Elton John, a prominent advocate for HIV/AIDS awareness and prevention, tweeted Wednesday that the misinformation spread “fuels stigma and discrimination and is the opposite of what our world needs to fight the AIDS epidemic.” The singer also posted an infographic from the Elton John AIDS Foundation sharing the same sentiment, alongside a thread of scientifically accurate information.

“In America, a gay black man has a 50% lifetime chance of contracting HIV,” he wrote. “Stigma and shame around HIV and homosexuality is a huge driver of this vulnerability.”

Madonna, a longtime ally of the LGBTQ community, shared a video of DaBaby’s Rolling Loud comments on Instagram Thursday and debunked them in the caption. She noted the decades of research and resulting treatments allowing people to live with AIDS, adding: “I want to put my cellphone lighter up and pray for your ignorance, No one dies of AIDS in 2 or 3 weeks anymore. Thank God.”

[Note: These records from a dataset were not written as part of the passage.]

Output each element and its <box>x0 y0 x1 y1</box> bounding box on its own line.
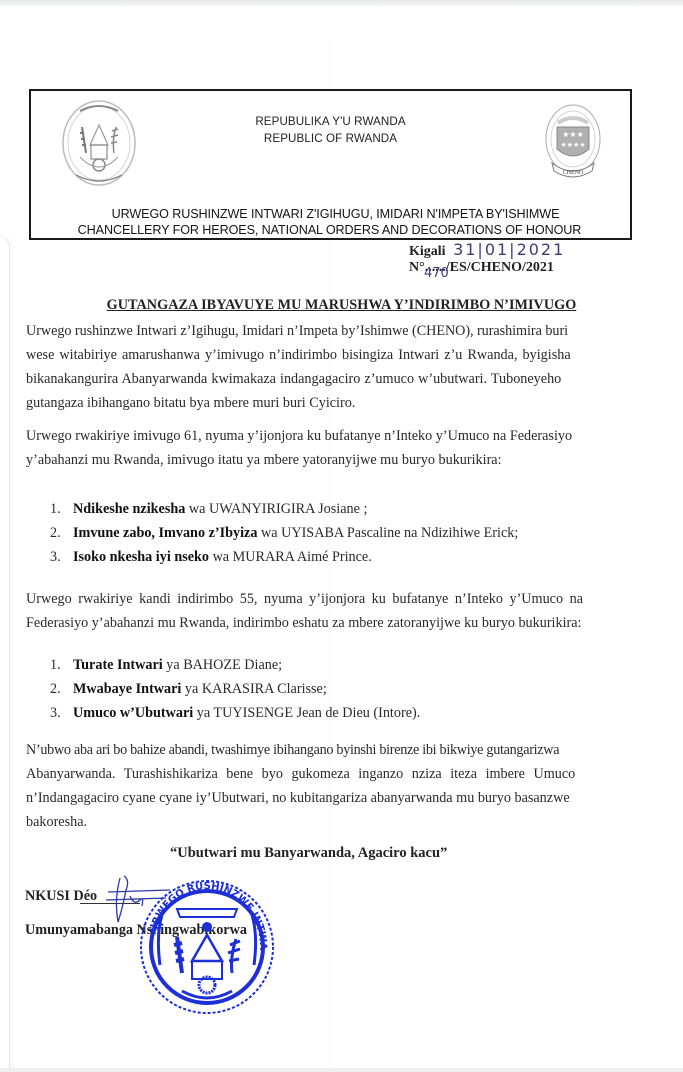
handwritten-reference-number: 470 <box>424 266 449 282</box>
list-item: 3.Isoko nkesha iyi nseko wa MURARA Aimé … <box>50 545 518 569</box>
winning-songs-list: 1.Turate Intwari ya BAHOZE Diane; 2.Mwab… <box>50 653 420 725</box>
document-title: GUTANGAZA IBYAVUYE MU MARUSHWA Y’INDIRIM… <box>0 297 683 314</box>
poems-intro-paragraph: Urwego rwakiriye imivugo 61, nyuma y’ijo… <box>26 424 649 472</box>
intro-paragraph: Urwego rushinzwe Intwari z’Igihugu, Imid… <box>26 319 649 415</box>
reference-number-line: N°....../ES/CHENO/2021 470 <box>409 260 565 276</box>
country-name-kinyarwanda: REPUBULIKA Y'U RWANDA <box>31 115 630 128</box>
list-item: 1.Ndikeshe nzikesha wa UWANYIRIGIRA Josi… <box>50 497 518 521</box>
rwanda-coat-of-arms-icon <box>60 97 138 193</box>
org-name-english: CHANCELLERY FOR HEROES, NATIONAL ORDERS … <box>29 223 630 237</box>
list-item: 3.Umuco w’Ubutwari ya TUYISENGE Jean de … <box>50 701 420 725</box>
motto: “Ubutwari mu Banyarwanda, Agaciro kacu” <box>170 845 447 862</box>
letterhead: REPUBULIKA Y'U RWANDA REPUBLIC OF RWANDA… <box>29 89 632 240</box>
svg-text:★★★: ★★★ <box>562 130 584 139</box>
cheno-seal-icon: ★★★ ★★★★ CHENO <box>544 101 602 183</box>
page-edge-shadow <box>0 236 10 1072</box>
official-stamp-icon: URWEGO RUSHINZWE INTWARI Z'IGIHUGU <box>132 875 282 1018</box>
handwritten-date: 31|01|2021 <box>453 240 565 259</box>
svg-text:★★★★: ★★★★ <box>560 141 585 149</box>
reference-block: Kigali 31|01|2021 N°....../ES/CHENO/2021… <box>409 242 565 276</box>
country-name-english: REPUBLIC OF RWANDA <box>31 132 630 145</box>
date-line: Kigali 31|01|2021 <box>409 242 565 260</box>
closing-paragraph: N’ubwo aba ari bo bahize abandi, twashim… <box>26 738 649 834</box>
list-item: 1.Turate Intwari ya BAHOZE Diane; <box>50 653 420 677</box>
place-label: Kigali <box>409 244 446 259</box>
list-item: 2.Imvune zabo, Imvano z’Ibyiza wa UYISAB… <box>50 521 518 545</box>
songs-intro-paragraph: Urwego rwakiriye kandi indirimbo 55, nyu… <box>26 587 649 635</box>
winning-poems-list: 1.Ndikeshe nzikesha wa UWANYIRIGIRA Josi… <box>50 497 518 569</box>
top-edge <box>0 0 683 6</box>
org-name-kinyarwanda: URWEGO RUSHINZWE INTWARI Z'IGIHUGU, IMID… <box>41 207 630 221</box>
bottom-edge <box>0 1068 683 1072</box>
list-item: 2.Mwabaye Intwari ya KARASIRA Clarisse; <box>50 677 420 701</box>
svg-text:CHENO: CHENO <box>563 170 584 176</box>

“People like you are the reason we are still living in a world divided by fear,” she wrote. “All Human beings should be treated with dignity and respect regardless of race, gender, sexual preference or religious beliefs. AMEN.”

DaBaby rose to mainstream fame over the past couple years, achieving major chart success with his Roddy Ricch-featuring single “Rockstar,” which spent seven nonconsecutive weeks at the top of the Billboard Hot 100. He has amassed six Grammy nominations.

Questlove, the Roots drummer who recently directed the music documentary “Summer of Soul,” about the 1969 Harlem Cultural Festival, shared a list on Instagram of artists he would have hypothetically liked to see at an updated version of the festival. DaBaby’s name appears crossed out. In the caption, Questlove wrote that while he has hesitated to speak out against other public figures in the past — especially those he doesn’t know personally — what DaBaby said “was not cool at all.”

“Somebody Gotta say it: Homophobia/Transphobia/Xenophobia/Misogyny/Racism——this should go w/o saying is morally wrong,” Questlove wrote, adding later, “Huey Newton wisely stated in the early 70s that we as a people should NEVER go so low in life (with what we been through) that we start oppressing/terrorizing the next man in the way we been terrorized for centuries.”

DaBaby’s name has been scrapped from a real music festival lineup as well. He is no longer slated to perform at the Parklife festival in Manchester, England, though his representative told The Washington Post that he pulled out of the festival more than six weeks ago due to covid-19 restrictions.

The rapper didn’t stop at responding to the backlash on social media, going so far as to incorporate it into a music video released Wednesday for his song “Giving What It’s Supposed to Give.” Halfway through, he holds up a sign reading “AIDS.” The video ends on the words “don’t fight hate with hate” written across a black screen in rainbow lettering, with an additional statement below: “My apologies for being me the same way you want the freedom to be you.”